Exxon Mobil Corp., the U.S. energy behemoth, signed deals to move ahead on a proposed multibillion-dollar petrochemical project and a gas import terminal in southern China, contrasting with trade tensions between the two nations that may escalate this week.
The Irving, Texas-based company signed cooperation framework agreements with the Guangdong provincial government, it said in a statement Thursday, following a preliminary deal in November. The chemical complex, which is expected to start in 2023, remains subject to a final investment decision, it said, without providing cost details.
The investment comes as U.S. President Donald Trump may press ahead with tariffs on another $200 billion of Chinese goods after a public-comment period concludes Thursday, which China has vowed to meet with retaliatory levies, including on American liquefied natural gas exports.
“China’s strong economic growth and thirst for natural gas imports seem to set a positive tone for the project from the get-go,” Laban Yu, a Hong Kong-based analyst at Jefferies Group LLC, said by phone. “Through the Exxon deal, China wants to send a message to U.S. companies that the country is still open for business, regardless of what President Trump may do with trade tariffs.”
The agreement Thursday also includes the provincial government’s support of the Huizhou LNG receiving terminal, which Exxon said it plans to participate in, including supplying LNG, according to the statement. That positions Exxon to become one of the first global energy majors to invest in China’s gas infrastructure, allowing it to tap the nation’s surging demand for the fuel.

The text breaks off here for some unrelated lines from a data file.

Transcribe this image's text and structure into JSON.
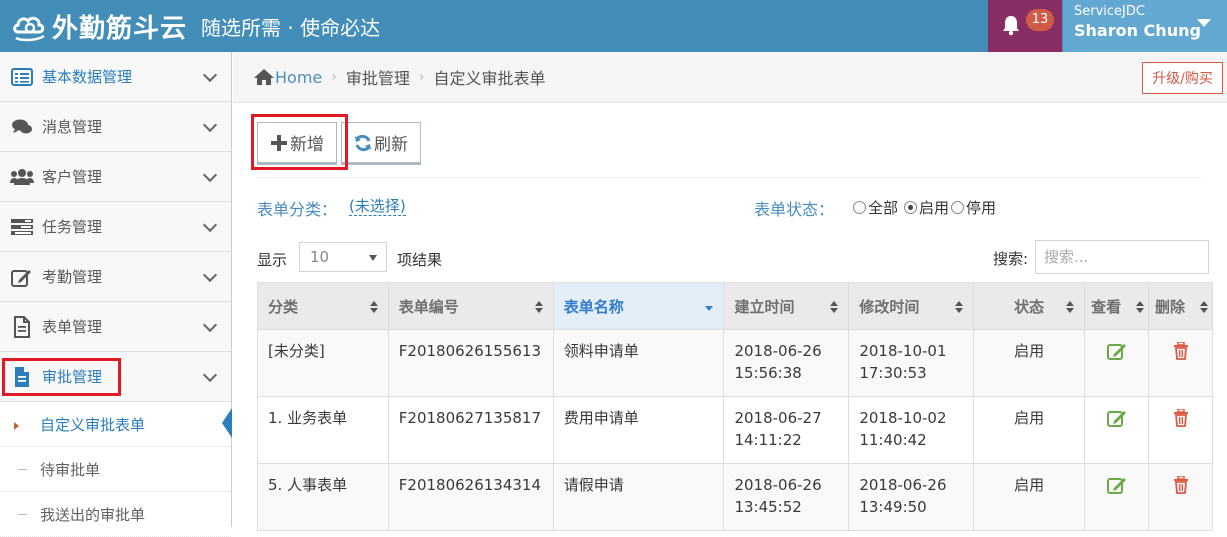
{
  "header": {
    "logo_text": "外勤筋斗云",
    "slogan": "随选所需 · 使命必达",
    "notification_count": "13",
    "user_org": "ServiceJDC",
    "user_name": "Sharon Chung",
    "colors": {
      "topbar": "#438eb9",
      "notification_bg": "#892e65",
      "user_bg": "#62a8d1",
      "badge": "#d15b47"
    }
  },
  "sidebar": {
    "items": [
      {
        "label": "基本数据管理",
        "icon": "list-icon"
      },
      {
        "label": "消息管理",
        "icon": "comments-icon"
      },
      {
        "label": "客户管理",
        "icon": "users-icon"
      },
      {
        "label": "任务管理",
        "icon": "tasks-icon"
      },
      {
        "label": "考勤管理",
        "icon": "edit-icon"
      },
      {
        "label": "表单管理",
        "icon": "file-text-icon"
      },
      {
        "label": "审批管理",
        "icon": "file-icon"
      }
    ],
    "subitems": [
      {
        "label": "自定义审批表单"
      },
      {
        "label": "待审批单"
      },
      {
        "label": "我送出的审批单"
      }
    ]
  },
  "breadcrumb": {
    "home": "Home",
    "level1": "审批管理",
    "level2": "自定义审批表单"
  },
  "upgrade_label": "升级/购买",
  "toolbar": {
    "add_label": "新增",
    "refresh_label": "刷新"
  },
  "filters": {
    "category_label": "表单分类：",
    "category_value": "(未选择)",
    "status_label": "表单状态：",
    "status_options": [
      "全部",
      "启用",
      "停用"
    ],
    "status_selected": "启用"
  },
  "length": {
    "show": "显示",
    "value": "10",
    "suffix": "项结果"
  },
  "search": {
    "label": "搜索:",
    "placeholder": "搜索..."
  },
  "table": {
    "columns": [
      "分类",
      "表单编号",
      "表单名称",
      "建立时间",
      "修改时间",
      "状态",
      "查看",
      "删除"
    ],
    "rows": [
      {
        "category": "[未分类]",
        "code": "F20180626155613",
        "name": "领料申请单",
        "created_date": "2018-06-26",
        "created_time": "15:56:38",
        "modified_date": "2018-10-01",
        "modified_time": "17:30:53",
        "status": "启用"
      },
      {
        "category": "1. 业务表单",
        "code": "F20180627135817",
        "name": "费用申请单",
        "created_date": "2018-06-27",
        "created_time": "14:11:22",
        "modified_date": "2018-10-02",
        "modified_time": "11:40:42",
        "status": "启用"
      },
      {
        "category": "5. 人事表单",
        "code": "F20180626134314",
        "name": "请假申请",
        "created_date": "2018-06-26",
        "created_time": "13:45:52",
        "modified_date": "2018-06-26",
        "modified_time": "13:49:50",
        "status": "启用"
      }
    ]
  }
}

“The LNG project is at very initial stage and it is a potential opportunity under ExxonMobil’s evaluation,” Allan Guo, an Exxon spokesman in Beijing, said in an email.

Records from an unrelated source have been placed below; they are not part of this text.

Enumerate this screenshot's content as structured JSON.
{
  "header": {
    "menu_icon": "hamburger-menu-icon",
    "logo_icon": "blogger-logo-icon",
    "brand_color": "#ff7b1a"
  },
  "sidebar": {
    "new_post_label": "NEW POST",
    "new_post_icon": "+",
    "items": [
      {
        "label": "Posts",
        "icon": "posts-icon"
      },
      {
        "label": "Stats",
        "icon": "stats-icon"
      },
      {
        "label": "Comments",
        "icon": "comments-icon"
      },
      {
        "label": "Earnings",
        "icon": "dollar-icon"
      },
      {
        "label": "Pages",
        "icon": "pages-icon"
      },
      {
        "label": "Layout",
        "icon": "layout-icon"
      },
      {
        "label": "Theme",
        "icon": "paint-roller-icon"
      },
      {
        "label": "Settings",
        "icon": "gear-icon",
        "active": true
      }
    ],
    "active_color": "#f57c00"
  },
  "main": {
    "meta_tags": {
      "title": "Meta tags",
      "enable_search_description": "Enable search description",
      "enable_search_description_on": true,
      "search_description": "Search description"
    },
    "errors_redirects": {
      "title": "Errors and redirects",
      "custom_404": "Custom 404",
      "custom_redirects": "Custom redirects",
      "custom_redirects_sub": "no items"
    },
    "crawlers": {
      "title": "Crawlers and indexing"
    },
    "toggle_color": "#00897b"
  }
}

Exxon has expanded its petrochemicals capacity in Asia in recent years with the purchase of the Jurong Aromatic Corp. plant in Singapore, which is also home to its largest integrated oil refinery. In China, it partnered last decade on a project in the southern province of Fujian with China Petroleum & Chemical Corp. — the state refining giant known as Sinopec — and Saudi Arabian Oil Co.
The China petrochemicals project, planned to be built at the Huizhou Dayawan Petrochemical Industrial Park, will include an ethylene plant with annual capacity of 1.2 million metric tons, two polyethylene trains and two polypropylene lines. Also in the area, Royal Dutch Shell Plc and China National Offshore Oil Corp. jointly own an ethylene plant with a capacity of 1.2 million tons annually.
China has taken steps to open more industries to foreign investment, with BASF SE signing a deal in July to spend as much as $10 billion on a second chemical complex in the country, which will be fully owned by the German company.
The Exxon development Thursday was reported earlier by the Guangzhou Daily, a local publication, which said the company also signed preliminary agreements with Huizhou city, as well as state power company, Guangdong Yuedian Group.
There’s been a void of direct Western participation in Chinese LNG import infrastructure, Credit Suisse Group AG’s director of Asia energy research Saul Kavonic said, adding this marks a “salient step” for Exxon. “Being able to participate in import infrastructure and downstream positions enables opportunities for greater market capture and margins,” he said.